Latest Jaguar I-Pace deals from £51,910
Finance from £666 per month
Official range 292 miles Real-world 253 miles

It may be Jaguar’s first electric car but the I-Pace sets the standard for electric SUVs with an impressive range allied to decent space and sporty performance. It’s not cheap but is a credible alternative to other models in Jaguar’s line-up, especially if you can charge it at home and work.
Jaguar I-Pace buying guide

 

Kia eNiro

Official range 282 miles Real-world 253 miles

The eNiro offers a practical real-world range for at least half the price of the premium cars elsewhere in this list. At the moment, the only model on sale is the Launch Edition that's packed with equipment, so it's likely that cheaper versions will follow.

It’s a practical SUV with a well-shaped 451-litre boot, and comfortable and conventionally styled with it.

 

Mercedes EQ C

Official range 280 miles Real-world tbc

The EQ C will take on electric SUV rivals such as the Jaguar I-Pace when it goes on sale in March this year.

It’s the first all-electric car to emerge from Mercedes’ new EQ electric mobility range.

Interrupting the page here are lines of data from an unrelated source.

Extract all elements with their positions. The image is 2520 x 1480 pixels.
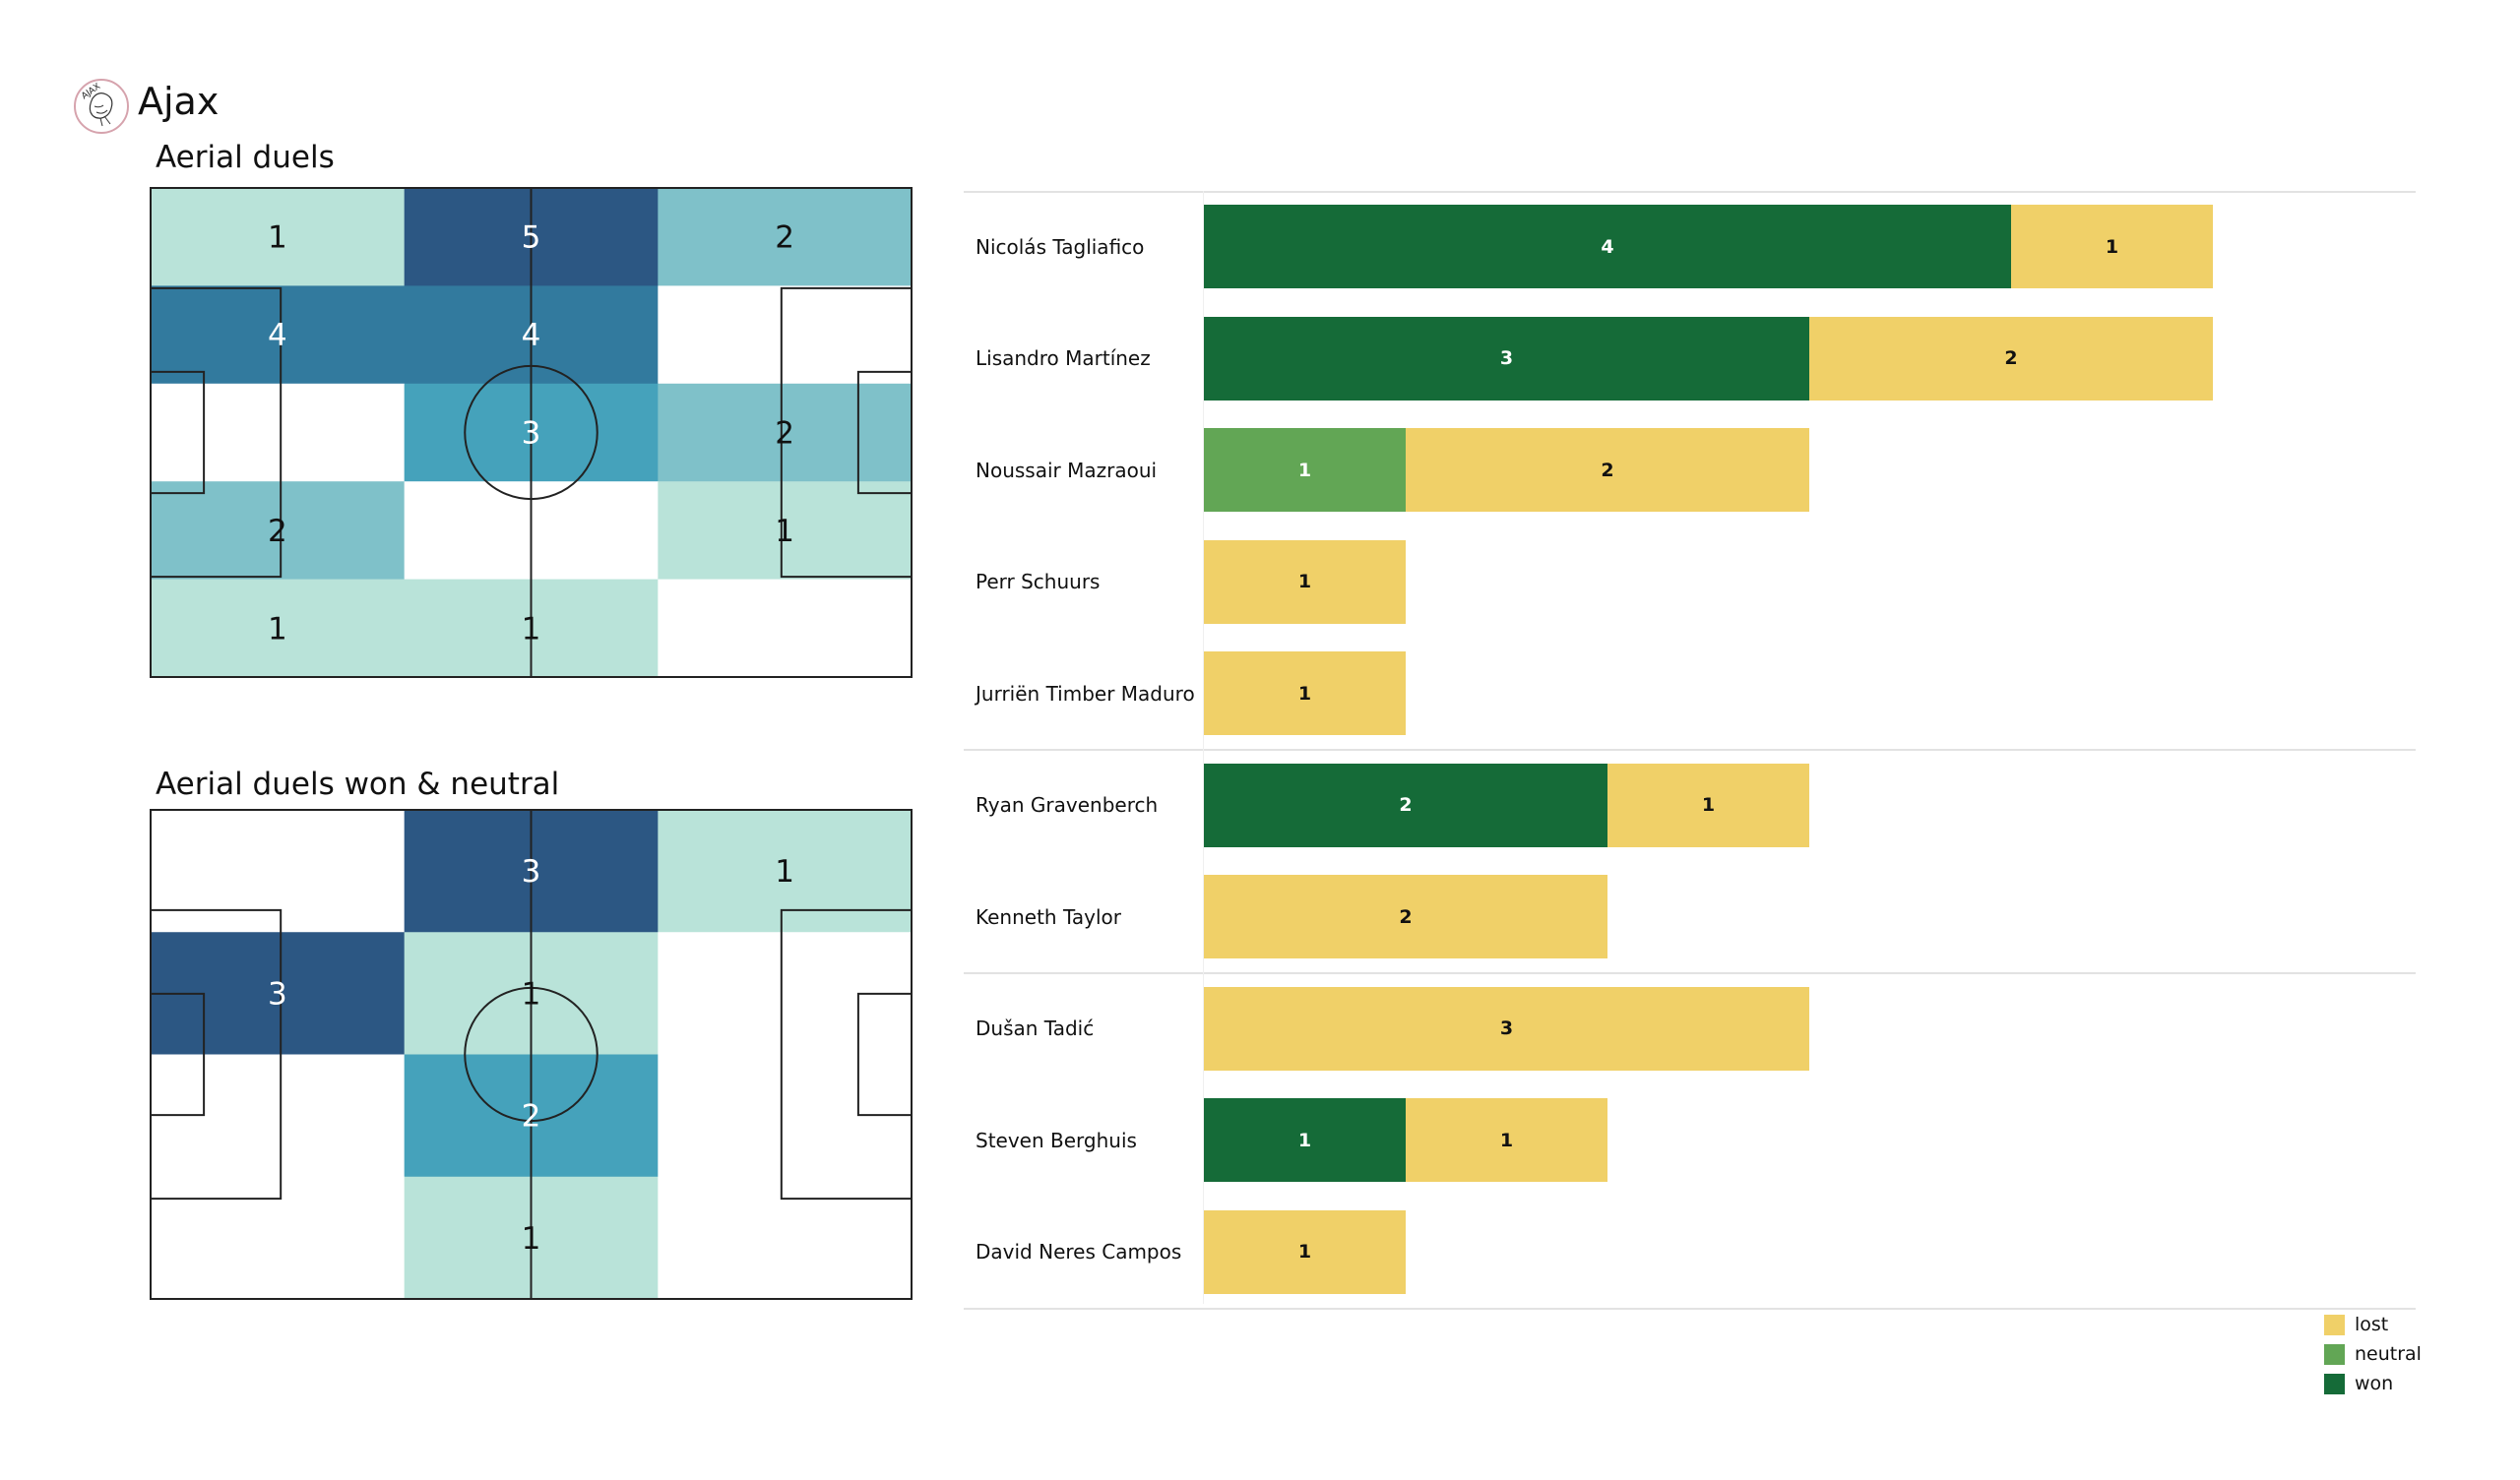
legend-label-won: won — [2355, 1373, 2394, 1394]
heatmap-cell — [658, 810, 913, 933]
bar-segment-neutral: 1 — [1204, 428, 1406, 512]
heatmap-cell-value: 5 — [522, 220, 541, 256]
heatmap-cell — [151, 188, 406, 286]
bar-segment-lost: 2 — [1204, 875, 1607, 958]
heatmap-cell-value: 1 — [268, 611, 287, 647]
heatmap-cell-value: 2 — [268, 514, 287, 549]
heatmap-cell-value: 1 — [775, 514, 794, 549]
left-six-yard-box — [150, 992, 206, 1117]
bar-segment-lost: 1 — [1406, 1098, 1607, 1182]
heatmap-cell — [658, 579, 913, 678]
heatmap-cell-value: 1 — [775, 854, 794, 890]
heatmap-cell-value: 2 — [522, 1099, 541, 1135]
player-name: Jurriën Timber Maduro — [976, 681, 1195, 706]
group-separator — [964, 972, 2416, 974]
player-name: Ryan Gravenberch — [976, 793, 1159, 817]
player-name: David Neres Campos — [976, 1240, 1182, 1264]
bar-segment-lost: 1 — [1204, 1209, 1406, 1294]
heatmap-cell-value: 3 — [522, 854, 541, 890]
heatmap-cell — [658, 383, 913, 482]
heatmap-cell-value: 2 — [775, 220, 794, 256]
legend-item-won: won — [2324, 1373, 2393, 1394]
legend-label-lost: lost — [2355, 1314, 2389, 1335]
bar-segment-lost: 1 — [1607, 763, 1809, 847]
y-axis-line — [1203, 191, 1204, 1304]
legend-item-lost: lost — [2324, 1314, 2388, 1335]
heatmap-cell-value: 1 — [268, 220, 287, 256]
heatmap-cell-value: 3 — [522, 416, 541, 452]
heatmap-cell — [151, 285, 406, 385]
legend-swatch-won — [2324, 1373, 2345, 1394]
pitch-1: 1 5 2 4 4 3 2 2 1 1 1 — [150, 187, 914, 678]
heatmap-cell — [658, 285, 913, 385]
group-separator — [964, 1308, 2416, 1310]
legend-label-neutral: neutral — [2355, 1343, 2422, 1365]
heatmap-cell — [151, 810, 406, 933]
legend-swatch-lost — [2324, 1314, 2345, 1335]
heatmap-cell-value: 1 — [522, 1221, 541, 1257]
player-name: Nicolás Tagliafico — [976, 234, 1145, 259]
heatmap-cell-value: 4 — [522, 318, 541, 353]
heatmap-cell — [658, 481, 913, 581]
center-circle — [464, 986, 598, 1123]
heatmap-cell-value: 1 — [522, 611, 541, 647]
right-six-yard-box — [856, 370, 914, 495]
center-circle — [464, 364, 598, 501]
ajax-crest-icon: AJAX — [74, 79, 129, 134]
player-name: Dušan Tadić — [976, 1017, 1095, 1040]
player-name: Lisandro Martínez — [976, 346, 1151, 370]
legend-item-neutral: neutral — [2324, 1343, 2422, 1365]
legend-swatch-neutral — [2324, 1343, 2345, 1365]
bar-segment-lost: 1 — [2011, 205, 2213, 288]
bar-segment-lost: 2 — [1809, 316, 2213, 401]
player-name: Kenneth Taylor — [976, 904, 1121, 929]
player-name: Perr Schuurs — [976, 570, 1101, 593]
heatmap-cell — [151, 383, 406, 482]
heatmap-cell-value: 3 — [268, 976, 287, 1012]
heatmap-cell — [151, 579, 406, 678]
bar-segment-won: 3 — [1204, 316, 1809, 401]
team-title: Ajax — [138, 80, 220, 123]
bar-segment-won: 2 — [1204, 763, 1607, 847]
heatmap-cell — [151, 481, 406, 581]
player-name: Noussair Mazraoui — [976, 458, 1158, 482]
bar-segment-lost: 1 — [1204, 539, 1406, 624]
heatmap-cell — [658, 188, 913, 286]
group-separator — [964, 191, 2416, 193]
right-six-yard-box — [856, 992, 914, 1117]
pitch-title-aerial-duels: Aerial duels — [156, 140, 335, 175]
heatmap-cell-value: 2 — [775, 416, 794, 452]
heatmap-cell — [658, 1176, 913, 1300]
group-separator — [964, 749, 2416, 751]
heatmap-cell-value: 1 — [522, 976, 541, 1012]
bar-segment-won: 1 — [1204, 1098, 1406, 1182]
bar-segment-won: 4 — [1204, 205, 2011, 288]
pitch-2: 3 1 3 1 2 1 — [150, 809, 914, 1300]
player-name: Steven Berghuis — [976, 1128, 1137, 1152]
bar-segment-lost: 2 — [1406, 428, 1809, 512]
left-six-yard-box — [150, 370, 206, 495]
bar-segment-lost: 1 — [1204, 651, 1406, 735]
bar-segment-lost: 3 — [1204, 986, 1809, 1071]
heatmap-cell — [151, 1176, 406, 1300]
heatmap-cell-value: 4 — [268, 318, 287, 353]
pitch-title-aerial-duels-won-neutral: Aerial duels won & neutral — [156, 767, 560, 802]
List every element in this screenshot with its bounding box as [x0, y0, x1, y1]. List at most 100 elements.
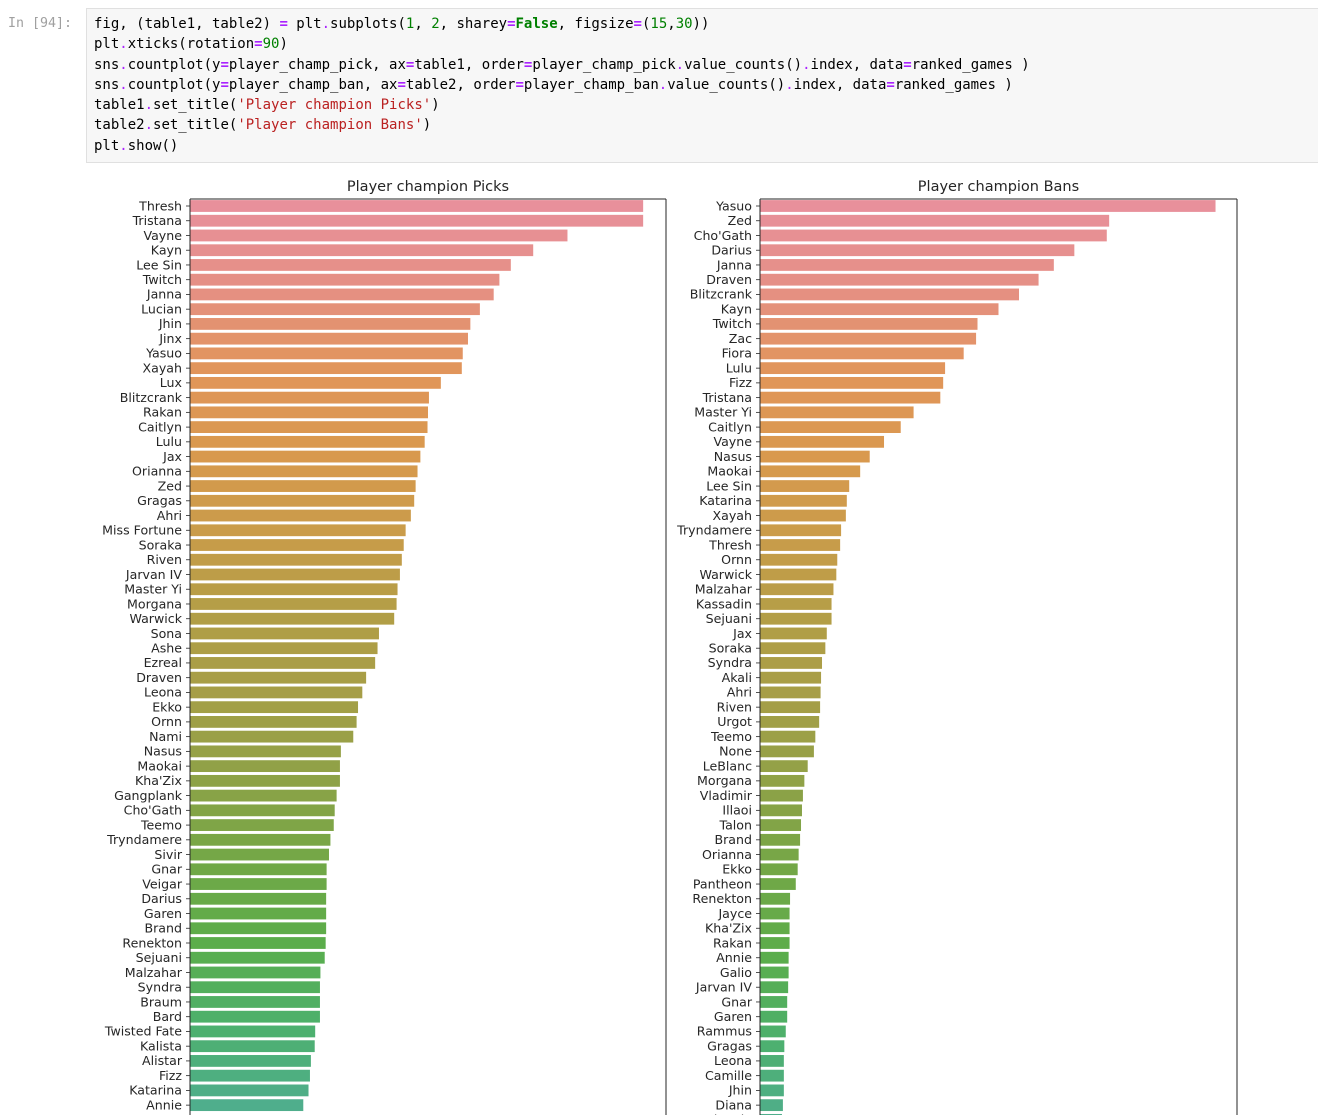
bar — [760, 273, 1039, 286]
bar — [760, 937, 790, 949]
bar — [760, 627, 827, 640]
bar — [760, 981, 789, 994]
code-token: . — [144, 97, 154, 114]
bar — [760, 671, 822, 684]
code-token: countplot(y — [127, 56, 221, 73]
y-tick-label: Katarina — [699, 493, 752, 508]
bar — [190, 421, 428, 433]
code-token: ) — [422, 117, 432, 134]
bar — [760, 951, 789, 964]
bar — [190, 657, 376, 669]
y-tick-label: Vayne — [143, 228, 182, 243]
code-token: = — [279, 16, 288, 32]
code-token: . — [119, 137, 128, 154]
bar — [190, 214, 644, 227]
y-tick-label: Illaoi — [722, 803, 752, 818]
y-tick-label: Thresh — [138, 198, 182, 213]
chart-title: Player champion Picks — [347, 179, 509, 195]
code-token: xticks(rotation — [127, 36, 255, 53]
code-token: sns — [94, 76, 120, 93]
bar — [760, 1069, 784, 1082]
y-tick-label: Xayah — [143, 360, 183, 375]
code-token: = — [523, 56, 533, 73]
code-token: = — [220, 76, 229, 93]
bar — [760, 612, 832, 625]
code-token: 15 — [650, 16, 668, 32]
y-tick-label: Diana — [715, 1097, 752, 1112]
y-tick-label: Jhin — [158, 316, 182, 331]
code-token: index, data — [793, 76, 887, 93]
code-token: . — [144, 117, 154, 134]
bar — [190, 612, 395, 625]
y-tick-label: Kayn — [721, 301, 752, 316]
code-token: ) — [431, 97, 440, 114]
bar — [760, 303, 999, 316]
y-tick-label: Syndra — [138, 980, 182, 995]
bar — [760, 642, 826, 655]
y-tick-label: Master Yi — [694, 405, 752, 420]
bar — [760, 789, 803, 802]
code-token: . — [119, 36, 128, 53]
bar — [190, 539, 404, 551]
y-tick-label: Jinx — [158, 331, 182, 346]
bar — [190, 627, 379, 640]
y-tick-label: Nasus — [144, 744, 182, 759]
code-text[interactable]: fig, (table1, table2) = plt.subplots(1, … — [94, 14, 1030, 156]
y-tick-label: Maokai — [707, 464, 752, 479]
code-token: . — [119, 76, 128, 93]
bar — [190, 922, 327, 935]
bar — [190, 391, 429, 404]
y-tick-label: Cho'Gath — [124, 803, 182, 818]
cell-output: Thresh Tristana Vayne Kayn Lee Sin Twitch Jann… — [86, 170, 1318, 1115]
code-token: 30 — [675, 16, 693, 32]
code-token: ranked_games ) — [894, 76, 1013, 93]
bar — [760, 362, 946, 375]
y-tick-label: Vladimir — [700, 788, 753, 803]
y-tick-label: Malzahar — [695, 582, 753, 597]
y-tick-label: Warwick — [699, 567, 752, 582]
code-token: value_counts() — [684, 56, 803, 73]
code-token: player_champ_pick — [532, 56, 676, 73]
y-tick-label: Draven — [136, 670, 182, 685]
y-tick-label: Twitch — [142, 272, 182, 287]
bar — [760, 480, 850, 492]
y-tick-label: Ahri — [727, 685, 752, 700]
bar — [190, 553, 402, 566]
y-tick-label: Akali — [722, 670, 752, 685]
y-tick-label: LeBlanc — [703, 758, 752, 773]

Strong performance (it can do 0-62mph in 5.1 seconds) is one of its hallmarks. It also has Mercedes' latest advanced dashboard software that's tailored to electric car drivers. So you can benefit from crisp sat-nav directions that route you past a charging station when required. Thanks to it 500-litre boot and genuine five-seat interior, practicality is another plus point.

 

Hyundai Kona Electric

Latest Hyundai Kona Electric deals from £36,495
Finance from £574 per month
Official range up to 279 miles Real-world 259 miles

Underneath the Hyundai Kona Electric are the same batteries and motor that power the Kia eNiro, so your choice between the two cars is mainly down to design and practicality (the Kona is slightly smaller).

The Kona comes in a choice of Premium and top-spec Premium SE trims and with Hyundai’s usual five-year warranty plus five free annual health checks. Unlike the eNiro, there's also a choice of two battery packs. The most expensive 64kWh version delivers the impressive 279 mile range figure. A cheaper 39kWh model costs from just over £27,000 when new - saving around £4,500 - and offers a reduced range of around 150 miles on a single charge.
Hyundai Kona Electric buying guide

 

Audi e-tron

Official range 249 miles Real-world 220 miles

The e-tron is Audi’s first electric car but it’s an impressive effort if it’s real-world range is anything to go by. Naturally, it’s expensive (it’s a rival to the Jaguar I-Pace) but your money buys all the traditional Audi virtues you would expect, chief among them being lots of technology, striking looks, great build quality and a sophisticated driving experience. For the ultimate in high-tech, order it with the optional side cameras in place of mirrors.
Audi e-tron buying guide

  

Nissan Leaf 3.Zero e+

Official range 239 miles  Real-world Unknown

A limited edition longer-range version of the Nissan Leaf went on sale at the beginning of this year. The car's larger battery is claimed to increase the range of the Leaf by 71 miles, and is likely to mean a real-world range that just creeps over the important 200 mile mark.

The £36,795 price of the car, including the government's plug-in grant, makes this the most expensive Nissan Leaf - versions with the standard battery start at £10,000 less - but this does include a high specification. The so-called 3.Zero trim level comes with a larger-than-usual 8in dashboard screen, plus Nissan's partially autonomous ProPilot driver assistance system, which can accelerate, brake and steer the car on motorways - but still requires the driver to have their hands on the wheel, and to be in a position to take over at any time.

The car is said to be a limited edition, with only 5,000 being made for Europe. If it's successful, it's likely that Nissan will launch other versions with the larger battery.